The first method is called thermal or blackbody emission.
Simply put, all objects that are hot (i.e., have a temperature above absolute
zero), emit light at all wavelengths. Thus, they generate a spectrum of
light that is continuous. However, the amount of light produced at
each wavelength depends very sensitively on the temperature of the object.
An object that is 6000 K will emit most of its light at visible wavelengths.
(Note: in astronomy, we always use the Kelvin system, which is the same as
Celsius, except that freezing is at 273 degrees, instead of zero.) An object
that is 300 K (around room temperature) shines mostly in the infrared, while
an object that is at 6 million degrees glows mostly in the x-ray portion
of the spectrum. In other words, the hotter the temperature, the more
high energy (high frequency, short wavelength) light is produced.
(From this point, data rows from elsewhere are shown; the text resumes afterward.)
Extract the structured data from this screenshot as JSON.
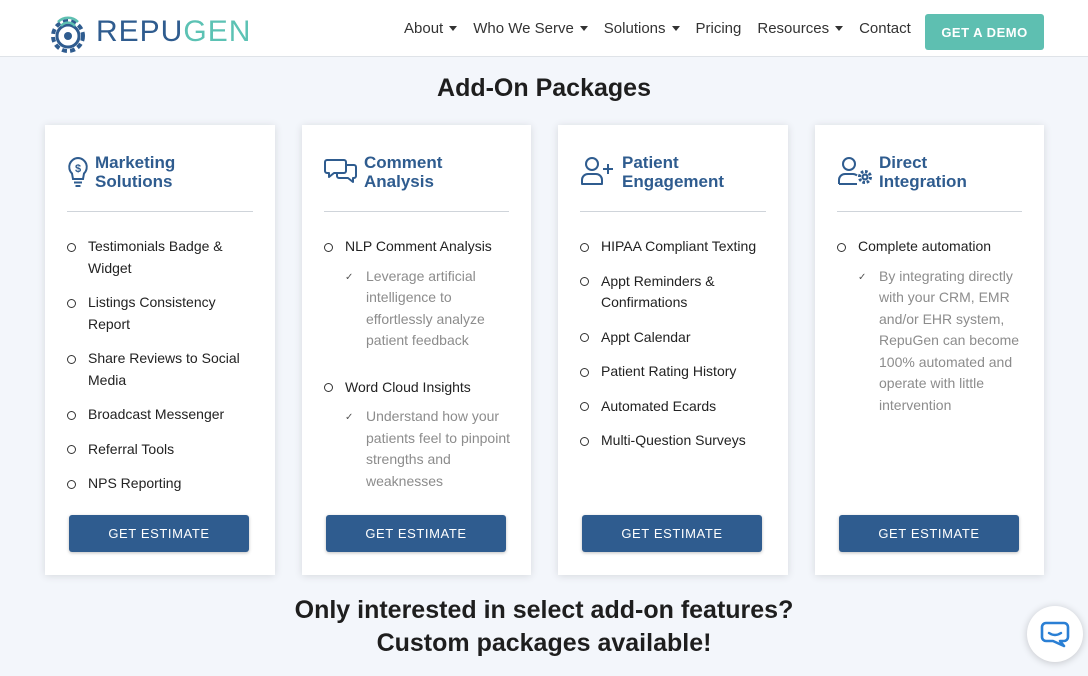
{
  "header": {
    "logo_text_a": "REPU",
    "logo_text_b": "GEN",
    "nav": [
      {
        "label": "About",
        "caret": true
      },
      {
        "label": "Who We Serve",
        "caret": true
      },
      {
        "label": "Solutions",
        "caret": true
      },
      {
        "label": "Pricing",
        "caret": false
      },
      {
        "label": "Resources",
        "caret": true
      },
      {
        "label": "Contact",
        "caret": false
      }
    ],
    "demo_button": "GET A DEMO"
  },
  "section_title": "Add-On Packages",
  "cards": [
    {
      "icon": "lightbulb-dollar-icon",
      "title_line1": "Marketing",
      "title_line2": "Solutions",
      "items": [
        {
          "text": "Testimonials Badge & Widget"
        },
        {
          "text": "Listings Consistency Report"
        },
        {
          "text": "Share Reviews to Social Media"
        },
        {
          "text": "Broadcast Messenger"
        },
        {
          "text": "Referral Tools"
        },
        {
          "text": "NPS Reporting"
        }
      ],
      "button": "GET ESTIMATE"
    },
    {
      "icon": "chat-bubbles-icon",
      "title_line1": "Comment",
      "title_line2": "Analysis",
      "items": [
        {
          "text": "NLP Comment Analysis",
          "sub": "Leverage artificial intelligence to effortlessly analyze patient feedback"
        },
        {
          "text": "Word Cloud Insights",
          "sub": "Understand how your patients feel to pinpoint strengths and weaknesses"
        }
      ],
      "button": "GET ESTIMATE"
    },
    {
      "icon": "user-plus-icon",
      "title_line1": "Patient",
      "title_line2": "Engagement",
      "items": [
        {
          "text": "HIPAA Compliant Texting"
        },
        {
          "text": "Appt Reminders & Confirmations"
        },
        {
          "text": "Appt Calendar"
        },
        {
          "text": "Patient Rating History"
        },
        {
          "text": "Automated Ecards"
        },
        {
          "text": "Multi-Question Surveys"
        }
      ],
      "button": "GET ESTIMATE"
    },
    {
      "icon": "user-gear-icon",
      "title_line1": "Direct",
      "title_line2": "Integration",
      "items": [
        {
          "text": "Complete automation",
          "sub": "By integrating directly with your CRM, EMR and/or EHR system, RepuGen can become 100% automated and operate with little intervention"
        }
      ],
      "button": "GET ESTIMATE"
    }
  ],
  "bottom_line1": "Only interested in select add-on features?",
  "bottom_line2": "Custom packages available!",
  "chat_icon": "chat-icon",
  "colors": {
    "brand_blue": "#2f5c8f",
    "brand_teal": "#5ebfb1",
    "background": "#f3f6fb"
  }
}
Moreover, the higher the temperature, the more light is produced in total.
If you took a 1 square centimeter patch of something, and doubled its
temperature, the total amount of light it would produce would be
2 x 2 x 2 x 2 = 16. In other words, L = s T^4 (where s
is just a number to make the units come out right).
Note the implication of the above laws. An object that is about 3000 K will shine mostly in the infrared, but some of its light will come out in the optical. Because the amount of light from the object is decreasing rapidly towards higher energies, the object will be emitting more optical red light than optical blue light. It will thus appear red. Conversely, an object that is 30,000 K will be shining mostly in the ultraviolet. It will, however, also be producing some optical light, with more blue light coming out than red light. It will therefore appear blue. Note also that, all things being equal, the 30,000 degree object will be radiating 10 x 10 x 10 x 10 = 10,000 times more light than the 3,000 degree source.
Our Sun is about 6000 degrees, and therefore emits most of its light in the optical. (In fact, its spectrum peaks in the yellow-green region.) No wonder our eyes evolved to see optical wavelengths --- that's where most of the Sun's light comes out (and what the atmosphere lets through)!